Government overhaul of permitted development rights will help to create additional housing and save struggling high streets, explains Neal Allcock, partner (planning) at Carter Jonas.
Following an announcement by the Government last week, new Permitted Development (PD) rights will allow unused commercial buildings to be converted into homes from 1 August.
This change forms part of a series of new freedoms to support high streets as they navigate their way out of the pandemic, while also potentially creating much-needed housing.
The legislation will enable applicants to apply for prior approval under the new Class E to Residential PD right, rather than having to submit a full planning application, providing that they meet the following criteria:
· Vacancy requirement: the building will need to have been vacant for 3 months prior to the date of application
· Size restriction: no more than 1,500 square metres of floorspace will be able to change use under the PD right
· Long use restriction: the building must have been in Class E (Commercial, Business and Service) use for two years before benefiting from the right.
It is encouraging to see that measures have been taken to ensure that new housing units meet basic requirements: flooding, the impact of noise from commercial premises and provision of adequate natural light to all habitable rooms. New homes must also comply with space standards which were introduced to the GDPO last year and which came into effect on 6 April 2021.
Additionally, local planning authorities are required to consider the impact of any loss of health centres and registered nurseries and in Conservation Areas, the impact of the loss of the ground floor commercial, business and service use.

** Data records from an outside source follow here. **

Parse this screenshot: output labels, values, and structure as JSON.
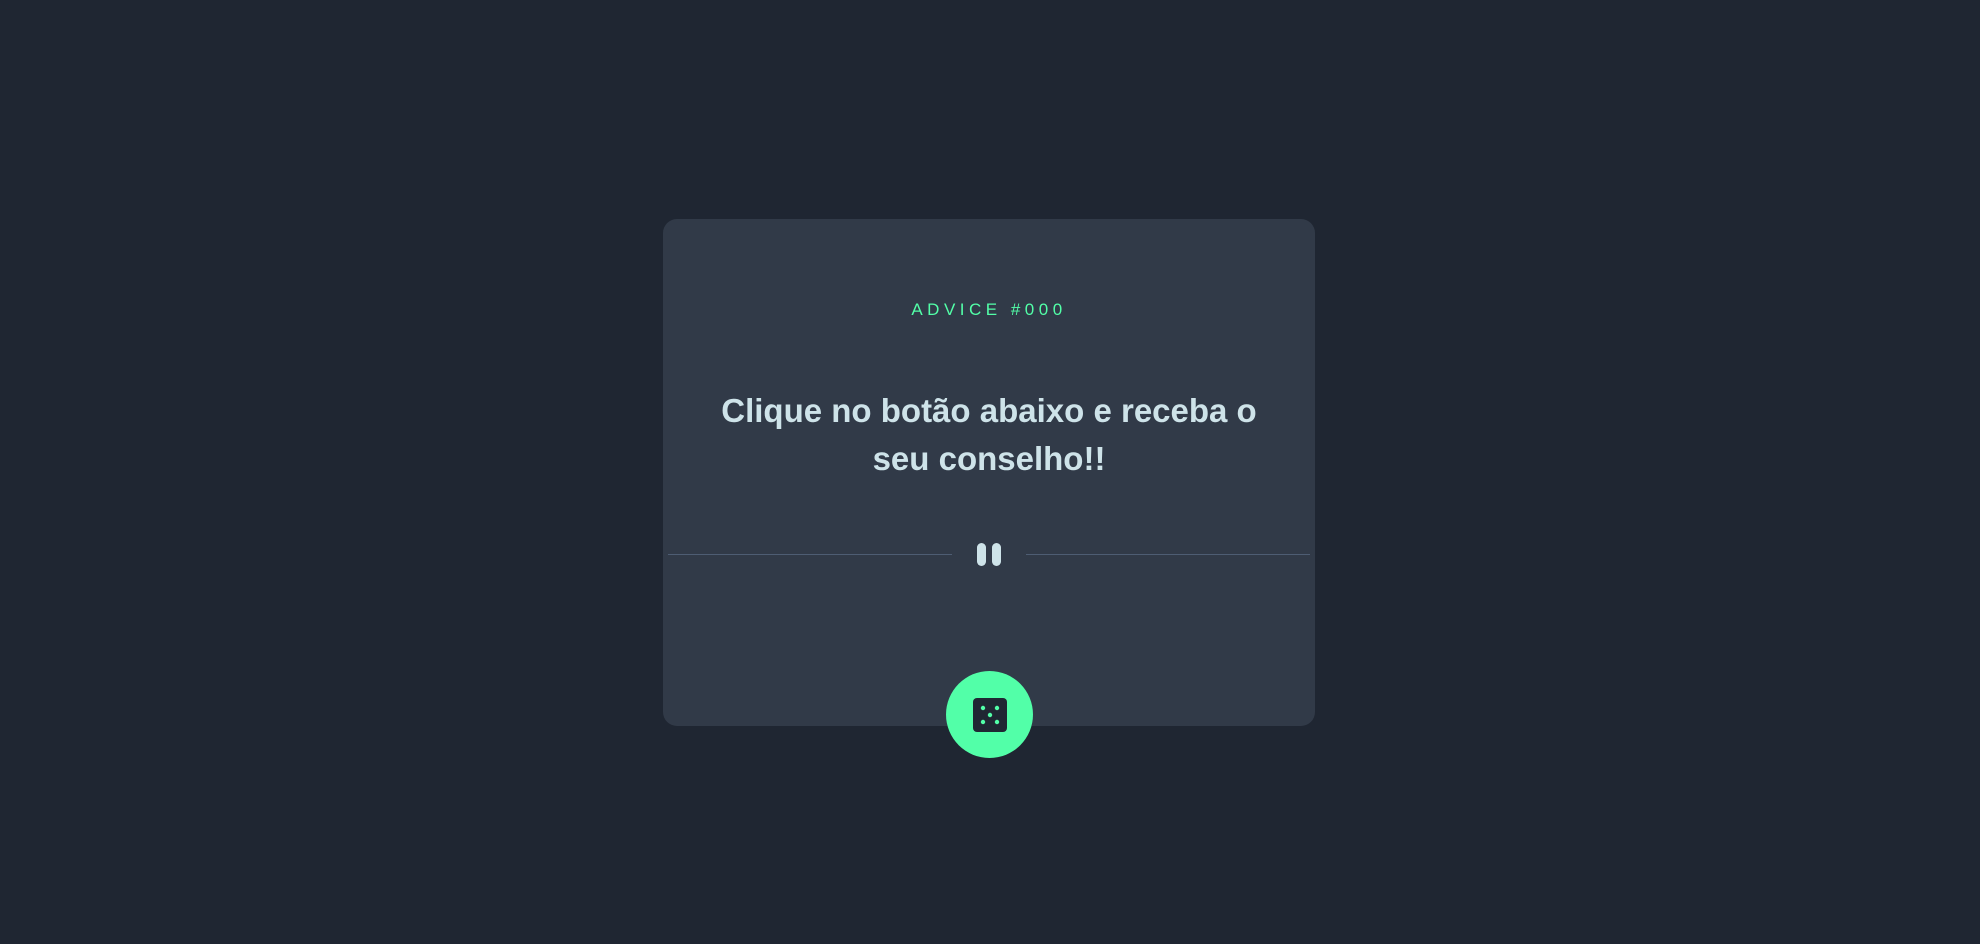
{
  "advice": {
    "id_label": "ADVICE #000",
    "text": "Clique no botão abaixo e receba o seu conselho!!"
  },
  "icons": {
    "divider": "pause-icon",
    "button": "dice-icon"
  },
  "colors": {
    "background": "#1f2632",
    "card": "#313a48",
    "accent": "#52ffa8",
    "text": "#cee3e9",
    "divider": "#4e5d73"
  }
}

The fact that these issues are taken into account and feature prominently in the MHCLG’s press release suggests both that the Government is aware of previous controversies surrounding conversions under PD rights, and that it has taken into account the issues that came to light in the consultation earlier this year.

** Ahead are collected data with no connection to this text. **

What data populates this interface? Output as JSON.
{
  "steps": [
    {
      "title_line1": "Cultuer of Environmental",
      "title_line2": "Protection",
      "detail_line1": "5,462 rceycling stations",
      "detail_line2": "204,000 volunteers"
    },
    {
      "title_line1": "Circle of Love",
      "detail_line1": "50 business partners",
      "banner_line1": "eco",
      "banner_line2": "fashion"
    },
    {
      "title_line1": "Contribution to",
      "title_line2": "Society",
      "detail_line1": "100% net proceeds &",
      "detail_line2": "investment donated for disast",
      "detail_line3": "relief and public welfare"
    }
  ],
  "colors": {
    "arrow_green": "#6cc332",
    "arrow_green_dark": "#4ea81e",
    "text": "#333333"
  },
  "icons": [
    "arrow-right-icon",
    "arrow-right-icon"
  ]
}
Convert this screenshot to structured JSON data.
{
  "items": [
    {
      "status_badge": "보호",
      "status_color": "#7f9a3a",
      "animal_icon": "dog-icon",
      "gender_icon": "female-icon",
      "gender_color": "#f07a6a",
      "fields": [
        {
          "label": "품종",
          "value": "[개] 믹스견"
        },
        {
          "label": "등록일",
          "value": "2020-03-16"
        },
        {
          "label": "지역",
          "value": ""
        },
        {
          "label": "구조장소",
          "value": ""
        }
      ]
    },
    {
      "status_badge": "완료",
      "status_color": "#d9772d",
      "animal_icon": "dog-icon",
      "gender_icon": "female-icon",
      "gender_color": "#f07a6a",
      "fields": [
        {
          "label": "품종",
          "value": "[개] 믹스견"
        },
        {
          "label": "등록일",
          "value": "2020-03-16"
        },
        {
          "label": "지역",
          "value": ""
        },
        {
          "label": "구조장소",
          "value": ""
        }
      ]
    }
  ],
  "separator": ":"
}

Some complexities remain, however. Where specific Local Planning Authorities previously put in place Article 4 directions to prevent change of use from offices (Under Class O) to residential, these directions will remain in place.
With the new Class E including not only offices but also shops, office buildings, research and development facilities, clinics, health centres, creches, day nurseries, day centres, gyms and most indoor recreations, it will be interesting to see whether Local Planning Authorities continue to use Article 4 with the aim of protecting their high streets, or whether the new criteria is deemed sufficient to capture and protect the essence of the high street, while also creating suitable residential development.
Another possible area of concern is compatibility with adjoining uses.
Whilst noise is a consideration as part of the prior approval application, we notice that the impact of odour has not been included. This may pose a concern when a unit adjacent to a hot food takeaway is converted to a home and raises the question of whether planning applications for hot food takeaways elsewhere will be subject to less scrutiny by means of impact on amenity given the fall-back position of these new PD rights.
A further potential complication is the timing of this announcement. We find it somewhat perplexing that the Housing, Communities and Local Government Select Committee launched an inquiry into the approach to permitted development rights eight days before the Government announced these new PD changes, with submissions open until 30 April. Will the outcome of this inquiry result in amendments to the PD rights published last week or will this act as a future roadmap? Given that these rights will come into play from 1 August there won’t be much scope for making changes as a result of the ongoing inquiry.
The ability to change the use of vacant commercial units can substantially benefit struggling high streets across England. But as ever, its success will depend on the smooth implementation of the legislation and the willingness of Local Planning Authorities to adapt to the change. It will also be necessary to keep under careful review how these PD rights operate so that over time the vitality and viability of town centres is optimised.